Selbst zwei „unterschiedliche, sehr starke“ Medikamente konnten Thomas Dreßens Schmerzen nicht unterdrücken. Die deutsche Medaillen-Hoffnung verließ die alpinen Ski-Weltmeisterschaften in Frankreich nach der kräftezehrenden Abfahrt humpelnd.
„Mit Zwicken hat das relativ wenig zu tun, jetzt tut's einfach nur noch brutal weh“, sagte der fünfmalige Weltcupsieger nach seinem zehnten Platz in der Königsdisziplin. Nachdem auch Kira Weidle in der Damen-Abfahrt am Vortag nur Achte geworden war, beendete die deutsche Speed-Riege den Saisonhöhepunkt ohne Medaille.
Die bei der WM in Cortina d'Ampezzo 2021 mit dreimal Silber noch so erfolgreichen Hochgeschwindigkeitsfahrer wollten ihren Killer-Instinkt zum Leben erwecken. „Ich bin nicht bei einer WM, um Zehnter zu werden“, hatte Bundestrainer Christian Schwaiger gesagt. Am Ende belegte Dreßen als bester Deutscher ausgerechnet diesen Platz. Seine Teamkollegen Romed Baumann (19.) und Josef Ferstl (27.) hatten mit den vorderen Rängen genauso wenig zu tun wie Andreas Sander (29.), vor zwei Jahren immerhin noch WM-Zweiter.

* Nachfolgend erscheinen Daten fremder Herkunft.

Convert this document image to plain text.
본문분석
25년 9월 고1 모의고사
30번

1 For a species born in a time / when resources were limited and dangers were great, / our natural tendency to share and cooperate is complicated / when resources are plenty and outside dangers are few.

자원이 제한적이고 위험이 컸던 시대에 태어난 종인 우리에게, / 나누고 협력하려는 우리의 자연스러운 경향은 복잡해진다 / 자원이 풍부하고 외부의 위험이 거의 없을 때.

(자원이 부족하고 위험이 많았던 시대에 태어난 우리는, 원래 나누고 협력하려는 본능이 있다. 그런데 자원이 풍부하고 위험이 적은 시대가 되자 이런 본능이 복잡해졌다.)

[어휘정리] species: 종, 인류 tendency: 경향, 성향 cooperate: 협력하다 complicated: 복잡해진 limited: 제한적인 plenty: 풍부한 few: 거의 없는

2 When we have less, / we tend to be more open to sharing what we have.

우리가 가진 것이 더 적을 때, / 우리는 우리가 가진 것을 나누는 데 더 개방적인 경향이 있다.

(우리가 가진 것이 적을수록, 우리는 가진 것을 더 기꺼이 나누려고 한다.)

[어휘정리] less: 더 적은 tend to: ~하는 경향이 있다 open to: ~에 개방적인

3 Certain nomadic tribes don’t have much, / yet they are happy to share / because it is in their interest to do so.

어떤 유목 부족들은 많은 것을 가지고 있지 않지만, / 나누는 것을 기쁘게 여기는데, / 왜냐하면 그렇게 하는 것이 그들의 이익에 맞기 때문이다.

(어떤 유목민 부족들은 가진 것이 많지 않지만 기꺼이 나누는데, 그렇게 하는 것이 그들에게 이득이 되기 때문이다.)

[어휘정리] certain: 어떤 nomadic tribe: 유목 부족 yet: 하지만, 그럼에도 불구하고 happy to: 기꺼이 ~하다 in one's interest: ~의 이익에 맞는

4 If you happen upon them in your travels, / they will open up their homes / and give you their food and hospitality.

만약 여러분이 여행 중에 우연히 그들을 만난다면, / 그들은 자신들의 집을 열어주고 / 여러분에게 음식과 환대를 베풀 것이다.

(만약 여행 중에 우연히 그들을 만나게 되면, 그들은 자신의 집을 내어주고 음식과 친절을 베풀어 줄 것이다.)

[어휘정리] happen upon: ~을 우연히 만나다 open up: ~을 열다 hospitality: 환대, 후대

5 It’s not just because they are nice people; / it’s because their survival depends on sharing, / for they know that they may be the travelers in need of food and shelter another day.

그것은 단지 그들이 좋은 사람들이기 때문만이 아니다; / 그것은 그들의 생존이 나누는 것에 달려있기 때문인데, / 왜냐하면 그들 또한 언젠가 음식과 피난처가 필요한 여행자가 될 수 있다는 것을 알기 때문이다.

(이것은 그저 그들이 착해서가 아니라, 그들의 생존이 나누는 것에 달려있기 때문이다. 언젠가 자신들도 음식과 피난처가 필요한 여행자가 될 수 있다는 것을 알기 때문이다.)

Die Strecke war prädestiniert für Dreßen, nach einem Trainingssturz und einem Magen-Darm-Infekt hatte der 29-Jährige allerdings eine äußerst ungemütliche WM-Vorbereitung erlebt. Entsprechend zufrieden zeigte sich der Oberbayer nach den turbulenten Tagen. „Ich habe heute alles rausgeholt. Wir mussten hoffen, dass die vorne ein bisschen Federn lassen. Aber das haben sie halt nicht“, sagte der Garmisch-Partenkirchner mit Blick auf den Schweizer Abfahrts-Weltmeister Marco Odermatt.
Unter dem dröhnenden Lärm von Kuhglocken und „Hopp Schwiiz“-Rufen zauberte der bislang beste Fahrer der laufenden Saison einen Fabellauf in den französischen Schnee. Olympia-Gold, Gesamtweltcup-Sieg, Weltcup-Titel im Riesenslalom und Super-G - und jetzt auch noch der WM-Triumph in der Abfahrt: Mit 25 Jahren hat Odermatt nahezu alles gewonnen, was es zu gewinnen gibt.
Erleichtert feierte der Allrounder in Sichtweite des Mont Blanc eine ausgelassene Party. „Unglaublich. Es ist perfekt“, sagte Odermatt, der seinen norwegischen Dauerrivalen Aleksander Aamodt Kilde auf Platz zwei verwiesen hatte. Dritter wurde überraschend Alexander Cameron aus Kanada.
Für die deutschen Speed-Herren hingegen setzte sich die seit der WM 2021 andauernde Talfahrt fort. Immerhin konnten Dreßen („Paar kleine Fehler“) oder Baumann („Am Schluss hatte ich keine Reserven mehr“) ihren Rückstand erklären. Weidle hatte am Samstag vergeblich nach Gründen gesucht. „Ich weiß nicht, wieso ich im oberen Teil so viel verliere“, sagte die 26-Jährige. Ihr Rückstand auf die Schweizer Überraschungssiegerin Jasmine Flury betrug 0,61 Sekunden. Zweite wurde die Österreicherin Nina Ortlieb vor der Schweizer Olympiasiegerin Corinne Suter.
Nach den aus deutscher Sicht ernüchternden Wettkämpfen in der ersten WM-Woche geht die Grübelei wieder los. Woran liegt's? An der Körpersprache? An taktischen Dingen? Oder sind es Materialfehler? Bis zum nächsten Weltcup-Speedrennen der Herren im März sollten Antworten gefunden werden. Vielleicht läuft's bei Dreßen in den USA wieder ohne Schmerzmittel. Und auch Weidle dürfte bis dahin eine Erklärung gefunden haben.